He was speaking during a visit to the town of Yahidne in northern Ukraine, where he toured a former elementary school in which some 300 people, including children, were held for a month by Russian forces shortly after last year’s invasion. The site has since been turned into a museum.

“The Russians had a lot of time in this case to prepare for the counteroffensive. They put tens of thousands of mines in places, other defensive fortifications,” he said. “The Ukrainians are working and going through it, but at the end of the day, they have a determination, they have a desire that will outmatch whatever the Russians put into this.”

Russian missile attack shows ‘what this means’

Blinken, the first senior U.S. official to visit since the Ukrainian counteroffensive began three months ago, flew into Kyiv on Wednesday where he met with Zelenskyy and other senior members of his government.

The first day of his visit was marred by a Russian missile attack on a market in the eastern city of Kostiantynivka. Ukrainian officials said 17 people, including a child, were killed and 38 injured in the strike.

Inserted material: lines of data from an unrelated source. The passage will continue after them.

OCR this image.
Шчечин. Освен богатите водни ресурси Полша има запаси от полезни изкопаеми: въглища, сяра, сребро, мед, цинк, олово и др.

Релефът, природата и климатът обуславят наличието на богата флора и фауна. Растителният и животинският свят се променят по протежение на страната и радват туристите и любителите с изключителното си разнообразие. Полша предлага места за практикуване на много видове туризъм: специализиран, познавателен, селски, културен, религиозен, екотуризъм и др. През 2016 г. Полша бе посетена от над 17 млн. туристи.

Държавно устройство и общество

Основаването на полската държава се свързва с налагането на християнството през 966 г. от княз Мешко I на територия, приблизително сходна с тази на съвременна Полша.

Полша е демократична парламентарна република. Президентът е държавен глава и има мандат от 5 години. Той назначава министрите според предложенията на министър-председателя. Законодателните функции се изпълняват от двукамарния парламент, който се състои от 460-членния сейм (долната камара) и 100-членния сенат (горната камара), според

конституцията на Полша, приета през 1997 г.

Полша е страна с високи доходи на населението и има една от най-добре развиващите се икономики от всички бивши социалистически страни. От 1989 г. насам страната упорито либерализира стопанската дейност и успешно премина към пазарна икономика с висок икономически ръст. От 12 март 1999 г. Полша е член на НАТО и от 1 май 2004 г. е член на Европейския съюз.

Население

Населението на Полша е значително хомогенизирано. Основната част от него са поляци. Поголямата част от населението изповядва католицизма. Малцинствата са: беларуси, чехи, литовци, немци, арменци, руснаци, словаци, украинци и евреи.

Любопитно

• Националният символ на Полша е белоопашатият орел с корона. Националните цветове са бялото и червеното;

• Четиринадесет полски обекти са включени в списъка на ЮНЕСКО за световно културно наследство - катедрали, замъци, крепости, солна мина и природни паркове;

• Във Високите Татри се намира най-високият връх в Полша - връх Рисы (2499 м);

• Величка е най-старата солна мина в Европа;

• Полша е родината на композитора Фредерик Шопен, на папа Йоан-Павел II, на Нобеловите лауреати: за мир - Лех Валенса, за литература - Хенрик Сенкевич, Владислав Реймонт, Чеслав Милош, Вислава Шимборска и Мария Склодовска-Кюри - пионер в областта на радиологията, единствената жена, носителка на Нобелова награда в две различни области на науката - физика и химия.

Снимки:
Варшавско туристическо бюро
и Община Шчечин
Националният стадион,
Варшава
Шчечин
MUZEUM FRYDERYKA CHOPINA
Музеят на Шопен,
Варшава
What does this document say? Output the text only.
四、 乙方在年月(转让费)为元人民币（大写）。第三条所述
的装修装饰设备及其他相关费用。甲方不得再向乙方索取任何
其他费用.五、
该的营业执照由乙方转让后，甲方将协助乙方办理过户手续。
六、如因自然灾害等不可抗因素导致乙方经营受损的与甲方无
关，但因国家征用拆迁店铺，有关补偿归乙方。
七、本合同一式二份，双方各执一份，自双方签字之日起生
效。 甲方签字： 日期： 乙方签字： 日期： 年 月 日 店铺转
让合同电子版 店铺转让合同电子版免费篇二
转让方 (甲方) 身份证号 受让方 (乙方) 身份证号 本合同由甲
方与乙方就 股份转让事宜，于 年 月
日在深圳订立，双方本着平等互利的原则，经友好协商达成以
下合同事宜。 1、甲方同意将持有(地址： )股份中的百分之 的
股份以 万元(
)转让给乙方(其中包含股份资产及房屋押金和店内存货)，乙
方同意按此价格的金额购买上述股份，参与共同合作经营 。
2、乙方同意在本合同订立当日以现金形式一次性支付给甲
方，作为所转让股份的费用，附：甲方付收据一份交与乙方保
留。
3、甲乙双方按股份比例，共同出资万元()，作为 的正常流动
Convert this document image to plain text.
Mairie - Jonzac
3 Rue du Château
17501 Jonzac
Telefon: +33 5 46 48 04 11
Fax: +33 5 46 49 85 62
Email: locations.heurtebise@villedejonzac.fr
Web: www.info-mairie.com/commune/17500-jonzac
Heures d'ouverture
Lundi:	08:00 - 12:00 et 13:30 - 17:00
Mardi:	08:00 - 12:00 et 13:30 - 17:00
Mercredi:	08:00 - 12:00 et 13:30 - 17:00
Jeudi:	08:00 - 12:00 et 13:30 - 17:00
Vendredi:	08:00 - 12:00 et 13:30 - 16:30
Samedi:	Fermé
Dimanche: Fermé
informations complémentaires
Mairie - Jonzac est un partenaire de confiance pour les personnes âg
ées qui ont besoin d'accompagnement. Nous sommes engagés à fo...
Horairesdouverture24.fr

“These were people who were simply going shopping, trying to put food on the table,” Blinken said. “So it’s so important not to lose sight of what this means to the men and women of Ukraine.”

Kostiantynivka is close to the front lines in the east, where Ukrainian forces have been battling to seize back occupied land before winter sets in.

Sept. 6, 202300:48

Blinken announced a new package of U.S. wartime assistance worth more than $1 billion late Wednesday.

This included money for munitions, military financing and humanitarian assistance, as well as tackling corruption, the State Department said. More than $200 million was allocated to anti-corruption reforms and strengthening the justice sector.

The aid package is drawn from funding approved by Congress.

“Beyond even the equipment, beyond even the training, beyond even the resources that we’re giving them, fundamentally what they’re fighting for is what will make the difference,” Blinken said. 

Ukraine had no choice but to fight on because Russian President Vladimir Putin “shows no evidence that he is interested in meaningful diplomacy,” he added.

Putin was “wrong” if he thought that “somehow he can outlast Ukraine, outlast us, outlast the dozens of countries that are supporting Ukraine,” Blinken said.